There is also greater recognition that babies with Down's are entitled to aggressive medical interventions, doctors said.
In former decades, children with Down's syndrome were often institutionalized. Today, most live with their families or in smaller group homes.
The low rates of cancers, meanwhile, could teach scientists something about the very biology of malignancy. People with Down's syndrome possess an extra copy of chromosome 21 in all their cells _ and thus extra copies of several hundred genes. Researchers think one or more of those genes, when present in an extra dose, may render cells more resistant to cancer.
The finding is "extremely important," said Dr. Julie R. Korenberg, vice chair of pediatrics at Los Angeles' Cedars Sinai Medical Center and a professor at UCLA. "The implications are that if we could understand the gene or genes responsible for the decrease we would have a way of decreasing this tumor risk in the rest of us who don't have three copies of chromosome 21."

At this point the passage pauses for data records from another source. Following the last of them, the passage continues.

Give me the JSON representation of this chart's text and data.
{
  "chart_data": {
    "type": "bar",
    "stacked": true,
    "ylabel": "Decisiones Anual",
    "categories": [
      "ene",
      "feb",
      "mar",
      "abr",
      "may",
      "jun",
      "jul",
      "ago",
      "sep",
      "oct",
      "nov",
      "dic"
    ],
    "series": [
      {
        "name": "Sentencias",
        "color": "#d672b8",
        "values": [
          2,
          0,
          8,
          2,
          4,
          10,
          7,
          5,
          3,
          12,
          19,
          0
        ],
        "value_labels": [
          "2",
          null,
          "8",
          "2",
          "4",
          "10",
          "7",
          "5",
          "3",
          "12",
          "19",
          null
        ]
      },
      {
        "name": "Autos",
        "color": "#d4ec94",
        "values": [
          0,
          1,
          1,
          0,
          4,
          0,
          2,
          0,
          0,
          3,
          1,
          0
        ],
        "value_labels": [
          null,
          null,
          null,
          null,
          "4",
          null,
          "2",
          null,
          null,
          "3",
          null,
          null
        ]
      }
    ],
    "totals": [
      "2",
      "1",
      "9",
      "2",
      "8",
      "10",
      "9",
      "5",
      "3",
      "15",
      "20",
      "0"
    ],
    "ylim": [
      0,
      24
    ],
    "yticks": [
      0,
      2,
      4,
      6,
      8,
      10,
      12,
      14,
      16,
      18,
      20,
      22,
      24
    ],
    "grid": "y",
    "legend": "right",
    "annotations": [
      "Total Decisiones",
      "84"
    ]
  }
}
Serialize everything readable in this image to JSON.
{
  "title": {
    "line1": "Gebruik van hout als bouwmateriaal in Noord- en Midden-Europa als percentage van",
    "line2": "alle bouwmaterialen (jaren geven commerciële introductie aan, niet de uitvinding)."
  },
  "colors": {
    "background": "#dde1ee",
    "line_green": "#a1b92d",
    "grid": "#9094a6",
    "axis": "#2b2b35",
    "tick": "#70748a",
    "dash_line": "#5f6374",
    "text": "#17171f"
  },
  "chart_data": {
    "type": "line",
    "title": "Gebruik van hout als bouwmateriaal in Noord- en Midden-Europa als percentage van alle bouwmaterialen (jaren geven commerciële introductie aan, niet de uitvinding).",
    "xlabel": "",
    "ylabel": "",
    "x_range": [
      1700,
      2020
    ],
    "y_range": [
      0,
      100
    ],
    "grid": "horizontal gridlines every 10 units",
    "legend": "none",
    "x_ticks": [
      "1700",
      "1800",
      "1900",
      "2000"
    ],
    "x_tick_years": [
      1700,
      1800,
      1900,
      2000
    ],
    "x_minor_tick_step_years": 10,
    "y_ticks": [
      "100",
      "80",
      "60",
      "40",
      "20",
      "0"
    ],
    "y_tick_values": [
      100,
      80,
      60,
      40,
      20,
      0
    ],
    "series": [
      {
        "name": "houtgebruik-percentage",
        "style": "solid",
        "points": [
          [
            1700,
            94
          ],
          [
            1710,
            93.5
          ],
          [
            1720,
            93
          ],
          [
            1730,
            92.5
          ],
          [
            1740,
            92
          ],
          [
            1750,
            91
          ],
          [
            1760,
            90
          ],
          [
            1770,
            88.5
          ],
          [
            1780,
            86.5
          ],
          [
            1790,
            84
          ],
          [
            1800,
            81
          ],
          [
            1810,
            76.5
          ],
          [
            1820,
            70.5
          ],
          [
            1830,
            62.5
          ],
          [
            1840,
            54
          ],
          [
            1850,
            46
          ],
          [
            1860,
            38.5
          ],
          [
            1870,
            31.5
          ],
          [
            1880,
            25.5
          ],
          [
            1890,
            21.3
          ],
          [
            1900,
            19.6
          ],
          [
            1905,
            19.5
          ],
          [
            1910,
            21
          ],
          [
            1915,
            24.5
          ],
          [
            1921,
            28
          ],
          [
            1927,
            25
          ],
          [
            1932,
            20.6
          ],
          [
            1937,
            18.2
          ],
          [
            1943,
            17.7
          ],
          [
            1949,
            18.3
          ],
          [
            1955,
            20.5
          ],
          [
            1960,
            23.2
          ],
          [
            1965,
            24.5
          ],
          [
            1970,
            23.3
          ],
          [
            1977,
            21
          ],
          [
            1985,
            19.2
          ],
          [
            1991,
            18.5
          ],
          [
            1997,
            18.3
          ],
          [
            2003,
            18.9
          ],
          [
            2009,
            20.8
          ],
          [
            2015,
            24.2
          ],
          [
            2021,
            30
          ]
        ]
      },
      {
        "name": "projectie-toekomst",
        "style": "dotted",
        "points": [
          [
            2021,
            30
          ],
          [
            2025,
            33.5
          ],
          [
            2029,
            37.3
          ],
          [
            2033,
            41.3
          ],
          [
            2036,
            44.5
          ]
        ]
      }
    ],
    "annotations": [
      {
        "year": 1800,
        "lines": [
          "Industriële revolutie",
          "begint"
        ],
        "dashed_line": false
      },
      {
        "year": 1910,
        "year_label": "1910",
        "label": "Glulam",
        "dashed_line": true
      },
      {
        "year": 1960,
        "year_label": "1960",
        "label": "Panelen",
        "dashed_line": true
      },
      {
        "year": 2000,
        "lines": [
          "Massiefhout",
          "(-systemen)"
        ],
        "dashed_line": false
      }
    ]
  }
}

Dr. Charles Epstein, chief of the division of medical genetics at UC San Francisco, said the result could indicate that chromosome 21 houses so-called tumor suppressor genes, which put the brakes on abnormal, out-of-control cell division.
The study, although large, has its limitations, the authors and other experts noted. It relies upon death certificate data to reach its conclusions _ and such data are often incomplete and may be more likely to report some diseases than others. But it is unlikely that those shortcomings in the data could account for the new findings, the authors said.
The findings also highlight strong racial disparities in life span of people with Down's syndrome. Although the disparities have narrowed in recent years, blacks in particular had shorter life spans than did whites. The cause for this difference is unclear, the authors said.
Epidemiologist Quenhe Yang at the CDC and colleagues analyzed U.S. death certificate data for the years 1983 through 1997. They compared the age of death of nearly 18,000 people who were identified on those certificates as having Down's syndrome to roughly 32-million who were not thus identified.
In 1983, the authors found, the median age of death for people with Down's was 25 years. That number increased, over the 15-year period, to 49 years in 1997. The median age of death for the general population was 73 in 1983, increasing to 76 in 1997.
The scientists also examined the death certificate data for an array of major medical conditions. (Such conditions are often recorded on death certificates, even if they are not the cause of death.)
They found that some diseases were noted much more frequently on the death certificates of people with Down's syndrome. These included heart defects, dementias, thyroid disorders and diseases and infections of the lungs.
The scientists also found that many cancers were strikingly less common in people with Down's, cropping up on their death certificates at less than one-tenth the rate of that for the general population. The exception were leukemias and testicular cancers, both of which are elevated in people with Down's.